糊涂蚂蚁 II

这是一个在 8 个顶点上的 3-正则图随机游走。

该链的平稳分布是均匀分布（正则图），即每个顶点平稳概率为 $1/8$。

马尔可夫链性质：从状态 $i$ 出发回到 $i$ 的期望回返时间等于 $1/\pi_i$。

因此期望回返步数为

$$\frac{1}{1/8}=8.$$

---

Original Explanation

This seems like a very complicated problem on the surface but you can actually use Markov Chains to solve this problem. There is a lot of symmetry in cubes to help us decrease the number of states involved in this question. Let’s let your starting state be $E_{00}$.

No matter which way the ant goes, by symmetry it’ll basically always be the same position. That position being 1 side length away from the starting vertex. Let's denote the expected number of moves to get back to the initial vertex as $E_{1}$. Thus $E_{00} = E_{1} + 1$.

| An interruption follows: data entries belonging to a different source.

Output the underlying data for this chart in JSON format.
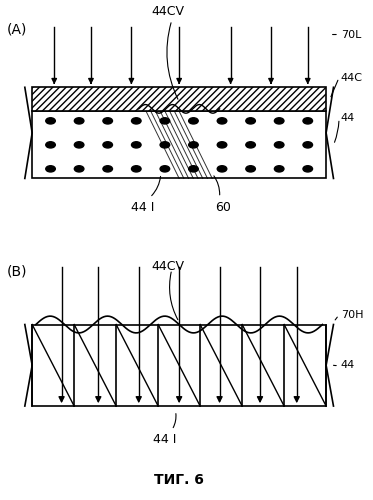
{
  "fig_label": "ΤИГ. 6",
  "panel_A_label": "(А)",
  "panel_B_label": "(В)",
  "label_44CV_A": "44CV",
  "label_70L": "70L",
  "label_44C": "44C",
  "label_44": "44",
  "label_44I_A": "44 I",
  "label_60": "60",
  "label_44CV_B": "44CV",
  "label_70H": "70H",
  "label_44_B": "44",
  "label_44I_B": "44 I",
  "bg_color": "#ffffff",
  "line_color": "#000000",
  "hatch_color": "#000000",
  "dot_color": "#000000"
}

Let $E_{2}$ be the expected number of moves from being in the state of 2 side lengths away from the starting vertex. Finally, let $E_{3}$ be the expected moves from being at the opposite vertex of the starting vertex. The equations for all these states are:

$$\begin{align*} E_{00} & = E_{1} + 1 \\ E_{1} & = \frac{2}{3}E_{2} + \frac{1}{3}E_{0} + 1 \\ E_{2} & = \frac{2}{3}E_{1} + \frac{1}{3}E_{3} + 1 \\ E_{3} & = E_{2} + 1 \\ \end{align*}$$

We know that $E_{0} = 0$. Solving all of these equations, we get $E_{00} = 8$. Thus it takes 8 steps for the ant to start at one vertex of the cube and return to it.